The authors declare no conflicts of interest.

Figures

Figure 1
Figure 1
Standard perspectives on the pathophysiology in the progression from AKI to CKD: When the kidney encounters one or more precipitating factors of AKI, it can undergo repair, restoring normal or near-normal structure and function through ‘adaptive’ repair. However, maladaptive and incomplete repair can result in the development of fibrosis and, ultimately, chronic kidney disease.
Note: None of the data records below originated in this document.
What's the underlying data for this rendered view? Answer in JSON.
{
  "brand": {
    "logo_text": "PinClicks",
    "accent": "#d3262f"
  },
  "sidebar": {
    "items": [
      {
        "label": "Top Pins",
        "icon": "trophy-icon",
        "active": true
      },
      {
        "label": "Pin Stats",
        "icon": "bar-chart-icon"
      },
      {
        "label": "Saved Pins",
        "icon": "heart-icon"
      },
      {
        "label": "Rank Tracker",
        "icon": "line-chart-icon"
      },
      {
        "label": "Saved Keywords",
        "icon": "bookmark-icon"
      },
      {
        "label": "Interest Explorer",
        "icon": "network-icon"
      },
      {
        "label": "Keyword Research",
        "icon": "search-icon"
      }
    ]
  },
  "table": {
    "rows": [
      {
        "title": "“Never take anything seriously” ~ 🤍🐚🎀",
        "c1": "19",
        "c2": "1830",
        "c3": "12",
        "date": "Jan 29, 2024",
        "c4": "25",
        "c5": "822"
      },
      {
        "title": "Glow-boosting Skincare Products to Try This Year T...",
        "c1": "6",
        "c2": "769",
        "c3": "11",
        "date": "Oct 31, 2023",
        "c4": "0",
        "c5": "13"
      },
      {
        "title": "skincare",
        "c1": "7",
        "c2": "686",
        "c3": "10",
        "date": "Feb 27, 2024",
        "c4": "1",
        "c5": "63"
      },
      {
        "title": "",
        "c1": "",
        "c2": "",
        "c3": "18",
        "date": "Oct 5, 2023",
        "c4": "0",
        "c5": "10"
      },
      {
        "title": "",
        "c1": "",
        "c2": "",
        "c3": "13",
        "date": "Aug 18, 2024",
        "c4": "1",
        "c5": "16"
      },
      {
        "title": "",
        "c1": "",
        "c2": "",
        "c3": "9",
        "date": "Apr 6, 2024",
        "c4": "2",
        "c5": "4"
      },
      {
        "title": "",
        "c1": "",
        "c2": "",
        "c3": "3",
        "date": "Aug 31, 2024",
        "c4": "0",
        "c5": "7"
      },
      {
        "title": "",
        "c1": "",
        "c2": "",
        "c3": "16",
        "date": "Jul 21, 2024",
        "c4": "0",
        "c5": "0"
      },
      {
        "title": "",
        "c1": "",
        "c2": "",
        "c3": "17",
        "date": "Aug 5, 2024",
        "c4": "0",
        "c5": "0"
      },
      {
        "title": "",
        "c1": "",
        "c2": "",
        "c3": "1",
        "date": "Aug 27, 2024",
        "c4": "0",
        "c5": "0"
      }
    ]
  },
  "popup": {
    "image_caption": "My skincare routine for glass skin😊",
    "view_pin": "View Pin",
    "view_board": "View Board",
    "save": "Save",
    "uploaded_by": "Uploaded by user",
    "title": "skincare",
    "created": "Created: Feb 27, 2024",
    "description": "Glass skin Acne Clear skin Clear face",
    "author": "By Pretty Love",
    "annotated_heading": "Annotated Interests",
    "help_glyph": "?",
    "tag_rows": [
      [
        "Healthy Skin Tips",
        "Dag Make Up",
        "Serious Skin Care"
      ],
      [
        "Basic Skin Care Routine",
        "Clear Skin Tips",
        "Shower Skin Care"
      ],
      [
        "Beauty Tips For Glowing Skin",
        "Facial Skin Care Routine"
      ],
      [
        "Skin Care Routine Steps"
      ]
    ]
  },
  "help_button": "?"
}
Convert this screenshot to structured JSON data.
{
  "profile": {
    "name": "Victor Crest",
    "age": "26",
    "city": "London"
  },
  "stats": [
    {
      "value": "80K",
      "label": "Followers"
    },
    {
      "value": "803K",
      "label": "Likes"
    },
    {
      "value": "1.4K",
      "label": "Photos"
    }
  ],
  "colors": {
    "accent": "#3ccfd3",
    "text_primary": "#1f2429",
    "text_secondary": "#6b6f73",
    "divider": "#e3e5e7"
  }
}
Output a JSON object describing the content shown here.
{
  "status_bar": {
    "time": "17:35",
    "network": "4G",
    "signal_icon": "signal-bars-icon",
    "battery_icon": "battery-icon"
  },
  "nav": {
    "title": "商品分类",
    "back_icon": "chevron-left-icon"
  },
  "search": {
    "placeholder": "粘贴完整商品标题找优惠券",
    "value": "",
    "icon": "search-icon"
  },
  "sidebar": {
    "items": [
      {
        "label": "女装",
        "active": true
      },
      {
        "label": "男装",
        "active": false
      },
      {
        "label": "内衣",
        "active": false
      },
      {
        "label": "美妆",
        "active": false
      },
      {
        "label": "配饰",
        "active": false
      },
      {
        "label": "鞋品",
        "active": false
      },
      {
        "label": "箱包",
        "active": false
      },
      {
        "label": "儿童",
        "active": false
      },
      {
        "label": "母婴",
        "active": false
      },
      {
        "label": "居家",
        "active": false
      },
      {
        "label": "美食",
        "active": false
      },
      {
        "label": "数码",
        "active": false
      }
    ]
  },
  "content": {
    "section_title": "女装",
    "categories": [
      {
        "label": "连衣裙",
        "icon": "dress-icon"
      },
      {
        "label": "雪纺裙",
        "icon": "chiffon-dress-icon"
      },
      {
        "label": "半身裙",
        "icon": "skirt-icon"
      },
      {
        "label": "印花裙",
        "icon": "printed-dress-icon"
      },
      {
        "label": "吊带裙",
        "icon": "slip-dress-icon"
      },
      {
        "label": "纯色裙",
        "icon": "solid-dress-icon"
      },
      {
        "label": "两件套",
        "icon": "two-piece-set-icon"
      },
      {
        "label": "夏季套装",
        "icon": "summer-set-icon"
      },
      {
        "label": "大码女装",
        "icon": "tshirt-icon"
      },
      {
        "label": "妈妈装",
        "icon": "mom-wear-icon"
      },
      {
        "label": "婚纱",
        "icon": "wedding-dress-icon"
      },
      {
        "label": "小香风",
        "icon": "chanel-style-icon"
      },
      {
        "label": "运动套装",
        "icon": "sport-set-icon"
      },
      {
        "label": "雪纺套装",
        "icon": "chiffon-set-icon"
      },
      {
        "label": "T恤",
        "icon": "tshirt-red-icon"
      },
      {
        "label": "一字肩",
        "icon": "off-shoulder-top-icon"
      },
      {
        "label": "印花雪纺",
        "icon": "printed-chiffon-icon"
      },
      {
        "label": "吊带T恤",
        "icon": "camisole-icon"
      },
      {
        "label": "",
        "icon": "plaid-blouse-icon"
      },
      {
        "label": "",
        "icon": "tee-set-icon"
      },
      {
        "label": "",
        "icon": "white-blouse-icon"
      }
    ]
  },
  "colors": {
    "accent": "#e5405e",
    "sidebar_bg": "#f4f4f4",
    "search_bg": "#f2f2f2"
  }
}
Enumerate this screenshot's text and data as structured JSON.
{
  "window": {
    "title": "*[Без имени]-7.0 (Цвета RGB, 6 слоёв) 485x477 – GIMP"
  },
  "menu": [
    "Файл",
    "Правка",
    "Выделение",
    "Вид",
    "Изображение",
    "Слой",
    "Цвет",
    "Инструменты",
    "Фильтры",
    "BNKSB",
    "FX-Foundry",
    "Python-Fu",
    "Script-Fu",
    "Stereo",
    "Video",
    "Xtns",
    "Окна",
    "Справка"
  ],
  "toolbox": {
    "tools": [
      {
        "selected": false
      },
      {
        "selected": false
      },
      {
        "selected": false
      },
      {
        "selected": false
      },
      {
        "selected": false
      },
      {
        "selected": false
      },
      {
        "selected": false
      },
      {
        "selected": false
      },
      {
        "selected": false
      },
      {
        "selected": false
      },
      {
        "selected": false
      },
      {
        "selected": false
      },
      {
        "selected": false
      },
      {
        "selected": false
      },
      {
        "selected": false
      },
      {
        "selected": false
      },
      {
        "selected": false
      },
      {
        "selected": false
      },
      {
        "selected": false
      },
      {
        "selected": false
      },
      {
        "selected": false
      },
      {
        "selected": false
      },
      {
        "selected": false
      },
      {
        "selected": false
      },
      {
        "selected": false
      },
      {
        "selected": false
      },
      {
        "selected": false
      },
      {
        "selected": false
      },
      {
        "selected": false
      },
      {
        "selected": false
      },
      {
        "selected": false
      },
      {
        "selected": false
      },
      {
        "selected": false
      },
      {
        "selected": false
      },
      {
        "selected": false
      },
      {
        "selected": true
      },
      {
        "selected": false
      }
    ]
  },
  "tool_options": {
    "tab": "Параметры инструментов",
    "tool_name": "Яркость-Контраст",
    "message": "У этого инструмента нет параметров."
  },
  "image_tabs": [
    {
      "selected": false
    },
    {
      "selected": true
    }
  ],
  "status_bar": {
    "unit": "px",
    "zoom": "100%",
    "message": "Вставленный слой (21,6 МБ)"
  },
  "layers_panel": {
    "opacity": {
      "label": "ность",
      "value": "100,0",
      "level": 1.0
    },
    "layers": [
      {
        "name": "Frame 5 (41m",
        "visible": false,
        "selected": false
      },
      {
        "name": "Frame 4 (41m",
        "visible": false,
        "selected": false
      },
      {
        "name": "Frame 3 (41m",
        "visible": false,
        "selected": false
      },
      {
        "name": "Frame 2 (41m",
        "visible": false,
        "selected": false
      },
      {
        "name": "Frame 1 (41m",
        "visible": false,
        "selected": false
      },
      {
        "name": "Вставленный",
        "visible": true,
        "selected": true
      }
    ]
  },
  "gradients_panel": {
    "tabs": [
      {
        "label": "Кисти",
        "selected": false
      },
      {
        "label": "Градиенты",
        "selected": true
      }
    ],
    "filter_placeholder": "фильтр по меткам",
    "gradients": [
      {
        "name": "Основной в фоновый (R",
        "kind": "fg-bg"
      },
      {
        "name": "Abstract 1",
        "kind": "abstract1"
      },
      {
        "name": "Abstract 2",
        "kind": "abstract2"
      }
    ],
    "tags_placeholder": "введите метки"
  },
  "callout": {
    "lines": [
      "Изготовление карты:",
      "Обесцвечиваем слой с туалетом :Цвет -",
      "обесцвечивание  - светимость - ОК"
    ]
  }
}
Figure created with biorender.com (accessed on 1 December 2023).
Figure 2
Figure 2
Molecular signaling in the repair/disease progression. In the early stages of ischemia-reperfusion injury (IRI), regenerating tubules release factors such as TGF-β and MCP-1, recruiting inflammatory cells and inducing cellular damage. MMP activity intensifies, leading to interstitial edema and diminished renal blood flow. Crucial signaling cascades, including WNT/β-catenin and PI3K/AKT, play key roles in the progression from AKI to CKD. WNT/β-catenin activation contributes to renal fibrotic lesions, while PI3K/AKT exhibits a potential protective role. However, inflammation, mitochondrial dysfunction, oxidative stress, and impaired nitric oxide production lead to proximal tubular cell (PTC) re-differentiation. Regenerated tubular cells transform pericytes into fibroblasts, contributing to abnormal fibroblast behavior. Diverse signaling pathways perpetuate fibroblast transformation, ultimately causing extensive kidney tissue damage. Figure created with biorender.com (accessed on 1 December 2023).
Figure 3
Figure 3
Intracellular signaling cascades orchestrating the transition from AKI to CKD: dysregulation of PGC1α, AMPK, SIRT3, and their downstream genes NRF1/NRF2 is evident in AKI. Proximal tubular cells (PTCs) are particularly affected by kidney hypoxia and mitochondrial dysfunction. Persistent TGF-β in the glomerulus induces the deposition of fibrogenic matrix proteins, leading to glomerulosclerosis. Consequently, tubulointerstitial hypoxia triggers fibrogenesis, elevating levels of α-SMA and collagen I. As the disease progresses, dysfunctional renal tubules intensify the profibrotic response, activating the secretion of TGF-β, potentially inducing the production of HIF. Figure created with biorender.com (accessed on 1 December 2023).
Figure 4
Figure 4
Key mitochondrial integrity control systems: the PINK1–Parkin pathway functions as a checkpoint, identifying dysfunctional mitochondria for removal. Activation of PGC1α, facilitated by AMPK and SIRT1 in response to the demand for new mitochondrial genesis, plays a crucial role. Additionally, mitochondrial AKT1 acts as a regulator in ATP production through complex V. Figure created with biorender.com (accessed on 1 December 2023).